Leila Mansoor laid out the complex journey of the dapivirine vaginal ring (DVR). Initial efficacy trials reported approximately 30% efficacy, but Mansoor presented additional exploratory analyses that estimated risk-reduction could actually be 75-91% with high adherence. In addition, the REACH study showed that when young women are offered high-quality counseling and choice, it results in high adherence; the young women in REACH preferred DVR to oral PrEP by 2 to 1. Data presented earlier this week expanded the evidence of the DVR’s safety for people who are pregnant and lactating. And 11 countries have approved it. Mansoor’s call to action: women need and want DVR as an option, and it is now being added to the SEARCH study.

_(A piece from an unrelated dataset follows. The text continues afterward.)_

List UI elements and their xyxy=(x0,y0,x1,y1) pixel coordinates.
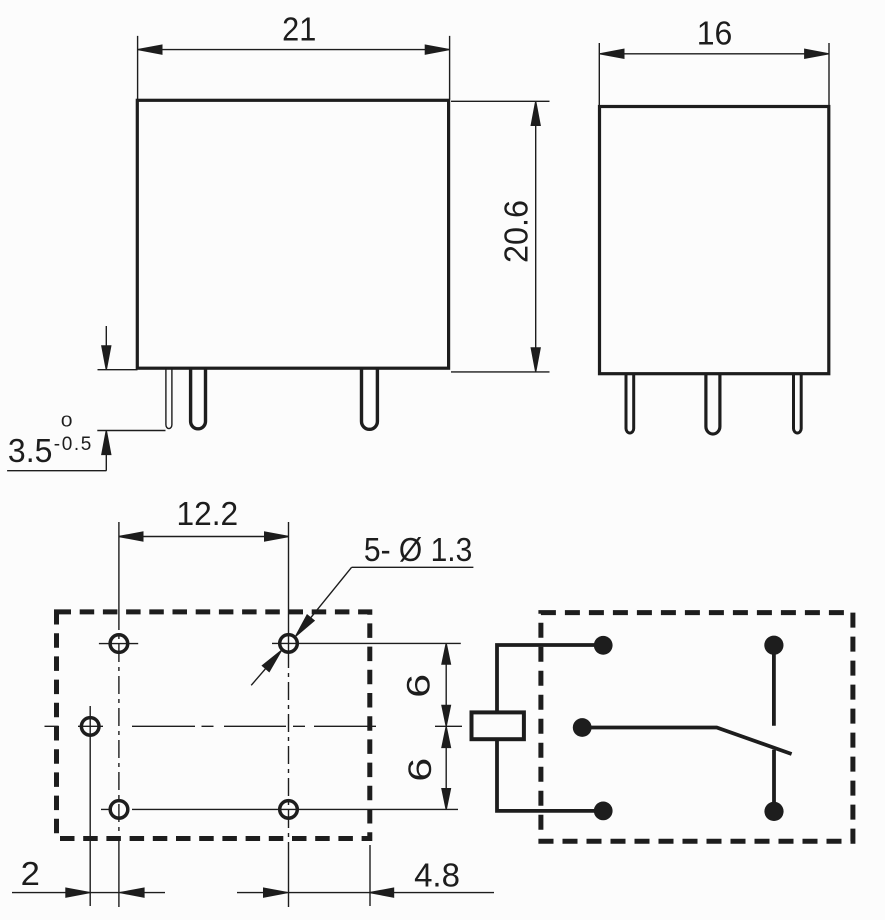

Jenelle Stewart then faced down the doubters of event-driven PrEP by marshalling evidence that the intervention works in men and may work in women. Stewart referenced a JAMA article by Jeanne Marrazzo just last week that high-but-imperfect adherence (4-6 pills per week) was protective for women. She followed with a clear call for event-driven PrEP for women without needing to go through another large, randomized trial. Stewart made several other provocative points, concluding that event-driven PrEP is desired by some, effective, and should be incorporated in public health guidelines.

In addition, results of a Phase II study of weekly oral islatravir and lenacapavir showed safety and non-inferiority of viral suppression to daily ART. Take home message: this product has the potential to become the first weekly oral regimen for treatment.